Theoretically, any superposition can be experimentally realized. Experimentally, most can't. The fundamental reason is that a system must be decoupled from its environment so as not to decohere, yet still coupled strongly to an extremely well-calibrated apparatus to generate the superposition. I would guess the 'advanced information' for the 2012 Nobel Prize would be a good starting point, since this issue was so central for both Haroche and Wineland.

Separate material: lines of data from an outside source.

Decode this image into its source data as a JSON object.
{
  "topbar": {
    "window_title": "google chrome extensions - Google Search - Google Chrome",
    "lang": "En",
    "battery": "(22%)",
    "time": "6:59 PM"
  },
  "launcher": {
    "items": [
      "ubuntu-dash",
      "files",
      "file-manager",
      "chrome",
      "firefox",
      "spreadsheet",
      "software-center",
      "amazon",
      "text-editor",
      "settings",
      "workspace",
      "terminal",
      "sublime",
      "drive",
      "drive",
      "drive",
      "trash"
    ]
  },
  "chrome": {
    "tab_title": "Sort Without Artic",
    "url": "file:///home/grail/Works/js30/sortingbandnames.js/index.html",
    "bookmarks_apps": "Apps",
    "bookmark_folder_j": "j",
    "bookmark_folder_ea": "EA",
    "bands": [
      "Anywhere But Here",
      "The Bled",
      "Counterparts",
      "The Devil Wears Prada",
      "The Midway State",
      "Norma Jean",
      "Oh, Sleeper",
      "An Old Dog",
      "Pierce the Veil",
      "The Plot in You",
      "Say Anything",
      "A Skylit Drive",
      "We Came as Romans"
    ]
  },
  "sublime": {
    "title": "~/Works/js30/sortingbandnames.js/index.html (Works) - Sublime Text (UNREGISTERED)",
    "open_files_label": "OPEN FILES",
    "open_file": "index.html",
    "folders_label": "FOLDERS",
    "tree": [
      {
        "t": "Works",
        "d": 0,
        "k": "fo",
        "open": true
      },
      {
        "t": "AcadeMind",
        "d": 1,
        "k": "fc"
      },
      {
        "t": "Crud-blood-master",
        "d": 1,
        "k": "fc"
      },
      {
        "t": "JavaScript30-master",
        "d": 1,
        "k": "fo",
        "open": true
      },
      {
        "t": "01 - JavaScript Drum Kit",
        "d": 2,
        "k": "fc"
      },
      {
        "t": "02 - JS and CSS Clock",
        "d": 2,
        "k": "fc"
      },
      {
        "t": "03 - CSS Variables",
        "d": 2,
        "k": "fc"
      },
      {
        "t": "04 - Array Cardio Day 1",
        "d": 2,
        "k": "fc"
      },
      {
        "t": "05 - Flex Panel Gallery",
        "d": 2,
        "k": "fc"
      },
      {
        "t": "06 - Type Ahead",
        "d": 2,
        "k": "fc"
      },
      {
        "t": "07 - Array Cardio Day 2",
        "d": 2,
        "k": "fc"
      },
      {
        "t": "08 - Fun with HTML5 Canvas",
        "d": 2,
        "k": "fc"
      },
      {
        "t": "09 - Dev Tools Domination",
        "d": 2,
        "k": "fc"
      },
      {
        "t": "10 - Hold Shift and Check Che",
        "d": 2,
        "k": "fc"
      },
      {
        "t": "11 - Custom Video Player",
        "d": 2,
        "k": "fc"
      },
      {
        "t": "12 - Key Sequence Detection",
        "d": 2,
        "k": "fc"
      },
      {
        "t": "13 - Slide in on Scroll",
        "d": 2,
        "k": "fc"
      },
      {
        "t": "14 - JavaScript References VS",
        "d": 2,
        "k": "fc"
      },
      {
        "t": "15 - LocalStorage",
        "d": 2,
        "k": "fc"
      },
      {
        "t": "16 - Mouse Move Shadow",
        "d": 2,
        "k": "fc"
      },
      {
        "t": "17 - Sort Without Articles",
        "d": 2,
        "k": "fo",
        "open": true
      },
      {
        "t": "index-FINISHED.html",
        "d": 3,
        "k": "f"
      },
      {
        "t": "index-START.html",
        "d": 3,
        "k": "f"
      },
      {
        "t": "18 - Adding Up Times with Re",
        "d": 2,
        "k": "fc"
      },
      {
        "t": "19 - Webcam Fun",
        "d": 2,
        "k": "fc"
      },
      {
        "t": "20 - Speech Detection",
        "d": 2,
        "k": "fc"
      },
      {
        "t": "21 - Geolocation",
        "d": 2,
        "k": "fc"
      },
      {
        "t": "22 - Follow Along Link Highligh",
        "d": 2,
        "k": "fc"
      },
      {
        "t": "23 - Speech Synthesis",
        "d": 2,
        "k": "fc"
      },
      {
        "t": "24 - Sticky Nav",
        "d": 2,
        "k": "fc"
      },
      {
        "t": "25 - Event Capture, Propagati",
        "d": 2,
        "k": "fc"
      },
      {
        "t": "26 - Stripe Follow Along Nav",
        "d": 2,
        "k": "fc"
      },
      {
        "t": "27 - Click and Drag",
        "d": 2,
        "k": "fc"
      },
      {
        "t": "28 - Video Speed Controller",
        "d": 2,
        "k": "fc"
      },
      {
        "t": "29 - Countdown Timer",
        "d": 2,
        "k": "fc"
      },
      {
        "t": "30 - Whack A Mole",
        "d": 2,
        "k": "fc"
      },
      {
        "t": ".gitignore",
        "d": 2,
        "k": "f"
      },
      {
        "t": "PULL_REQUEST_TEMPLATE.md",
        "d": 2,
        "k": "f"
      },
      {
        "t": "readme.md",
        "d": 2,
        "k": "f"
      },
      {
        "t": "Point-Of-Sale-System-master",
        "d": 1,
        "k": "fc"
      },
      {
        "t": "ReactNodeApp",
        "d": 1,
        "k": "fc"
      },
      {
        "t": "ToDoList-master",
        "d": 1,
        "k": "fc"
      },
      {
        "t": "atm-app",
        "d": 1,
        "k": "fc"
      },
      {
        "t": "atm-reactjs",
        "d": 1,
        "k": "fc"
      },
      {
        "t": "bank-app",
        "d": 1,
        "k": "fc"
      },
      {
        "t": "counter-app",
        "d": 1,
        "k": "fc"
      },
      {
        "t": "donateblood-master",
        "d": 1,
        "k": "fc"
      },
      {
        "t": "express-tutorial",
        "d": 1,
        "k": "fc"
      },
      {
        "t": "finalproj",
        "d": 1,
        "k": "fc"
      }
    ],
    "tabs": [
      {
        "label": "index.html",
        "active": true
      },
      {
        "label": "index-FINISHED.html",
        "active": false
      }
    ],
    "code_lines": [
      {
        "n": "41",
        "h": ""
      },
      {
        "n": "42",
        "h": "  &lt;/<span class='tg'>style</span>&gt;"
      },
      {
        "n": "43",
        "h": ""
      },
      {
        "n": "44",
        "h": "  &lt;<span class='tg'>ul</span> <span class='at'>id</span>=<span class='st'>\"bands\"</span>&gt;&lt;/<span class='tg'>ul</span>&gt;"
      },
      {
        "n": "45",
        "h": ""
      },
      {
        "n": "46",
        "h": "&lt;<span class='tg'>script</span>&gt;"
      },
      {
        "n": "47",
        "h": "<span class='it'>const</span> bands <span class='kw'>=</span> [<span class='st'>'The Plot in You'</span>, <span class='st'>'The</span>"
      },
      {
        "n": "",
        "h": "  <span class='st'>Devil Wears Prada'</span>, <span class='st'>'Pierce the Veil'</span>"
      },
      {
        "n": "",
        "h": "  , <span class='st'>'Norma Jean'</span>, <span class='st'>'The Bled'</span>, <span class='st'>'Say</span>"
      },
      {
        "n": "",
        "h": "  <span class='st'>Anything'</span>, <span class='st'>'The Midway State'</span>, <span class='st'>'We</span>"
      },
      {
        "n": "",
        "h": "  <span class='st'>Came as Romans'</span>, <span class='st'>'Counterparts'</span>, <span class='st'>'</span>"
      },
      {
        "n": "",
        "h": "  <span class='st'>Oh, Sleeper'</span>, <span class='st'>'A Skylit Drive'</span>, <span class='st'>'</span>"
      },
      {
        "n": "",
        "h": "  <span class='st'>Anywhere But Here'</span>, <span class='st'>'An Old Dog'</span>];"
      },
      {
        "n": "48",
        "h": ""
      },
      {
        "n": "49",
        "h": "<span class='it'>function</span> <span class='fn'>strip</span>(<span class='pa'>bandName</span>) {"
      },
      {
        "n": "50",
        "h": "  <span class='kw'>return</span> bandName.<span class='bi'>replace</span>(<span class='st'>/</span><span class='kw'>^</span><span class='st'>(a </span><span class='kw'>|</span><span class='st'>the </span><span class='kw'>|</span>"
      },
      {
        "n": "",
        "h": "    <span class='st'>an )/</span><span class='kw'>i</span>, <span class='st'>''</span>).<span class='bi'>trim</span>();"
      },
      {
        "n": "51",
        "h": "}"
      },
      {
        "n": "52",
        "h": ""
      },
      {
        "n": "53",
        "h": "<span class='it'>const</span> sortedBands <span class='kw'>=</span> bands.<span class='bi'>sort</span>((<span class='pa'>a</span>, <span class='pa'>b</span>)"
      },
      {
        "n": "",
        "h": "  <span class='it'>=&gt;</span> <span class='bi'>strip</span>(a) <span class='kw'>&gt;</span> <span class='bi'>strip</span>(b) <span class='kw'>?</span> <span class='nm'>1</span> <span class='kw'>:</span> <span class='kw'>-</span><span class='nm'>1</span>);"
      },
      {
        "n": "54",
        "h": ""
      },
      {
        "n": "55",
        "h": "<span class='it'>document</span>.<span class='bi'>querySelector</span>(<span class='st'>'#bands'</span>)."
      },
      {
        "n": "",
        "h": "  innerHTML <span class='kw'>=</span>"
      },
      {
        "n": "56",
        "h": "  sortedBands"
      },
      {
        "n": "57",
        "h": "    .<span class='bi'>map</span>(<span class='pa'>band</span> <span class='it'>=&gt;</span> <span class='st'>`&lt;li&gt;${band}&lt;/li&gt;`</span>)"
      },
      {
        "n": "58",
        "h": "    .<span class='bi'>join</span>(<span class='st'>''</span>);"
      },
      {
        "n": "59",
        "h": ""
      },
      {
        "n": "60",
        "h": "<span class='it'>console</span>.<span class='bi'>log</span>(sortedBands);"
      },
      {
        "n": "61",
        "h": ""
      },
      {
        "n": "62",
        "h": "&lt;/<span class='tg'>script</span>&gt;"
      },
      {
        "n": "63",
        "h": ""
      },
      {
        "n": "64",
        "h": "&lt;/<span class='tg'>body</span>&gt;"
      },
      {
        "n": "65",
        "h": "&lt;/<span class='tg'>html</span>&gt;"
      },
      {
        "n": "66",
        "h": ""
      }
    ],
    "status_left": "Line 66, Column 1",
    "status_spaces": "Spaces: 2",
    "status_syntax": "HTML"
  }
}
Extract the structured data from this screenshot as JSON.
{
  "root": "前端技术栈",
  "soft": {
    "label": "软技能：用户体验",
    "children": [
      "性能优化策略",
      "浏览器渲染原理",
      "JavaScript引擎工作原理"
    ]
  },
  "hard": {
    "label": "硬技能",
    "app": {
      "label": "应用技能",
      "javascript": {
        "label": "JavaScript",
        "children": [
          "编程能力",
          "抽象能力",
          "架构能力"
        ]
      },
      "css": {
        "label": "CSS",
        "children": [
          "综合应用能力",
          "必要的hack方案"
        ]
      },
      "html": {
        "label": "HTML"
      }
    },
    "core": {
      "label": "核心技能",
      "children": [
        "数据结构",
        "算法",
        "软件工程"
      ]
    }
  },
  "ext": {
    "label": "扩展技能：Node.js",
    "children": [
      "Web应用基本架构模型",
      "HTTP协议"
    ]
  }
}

SuperpositionsAs a very rough experimental summary, superpositions of two-level systems has been seen in a huge number of systems, from charge or flux states in qubits to magnetic or electronic states in atomsof semiconductor impurities. A general superpositions on the order of up to maybe half a dozen states has been realized in a few systems, namely. The systems that leap to mind are nuclear spins in a molecule, internal spins in an atom, the spin/electronic state of a chain of ions, momentum state of a free-falling aotm, or the polarization and spatial mode of one (or several) photons. For instance, superpositions such as $a|0\rangle + b |2\rangle$ can be made with photons, where $|n\rangle$ is the photon numbers.
For a large number of particles, very particular superpositions can be made. For example, spin squeezing has been observed for probably hunderds to thousands of atoms, but a general superposition state of so many atoms is beyond current experiments. That, in a word, is why it's hard to build a quantum computer.
To answer the broader question, superpositions are very useful to know about and understand, even if they're very challenging to make.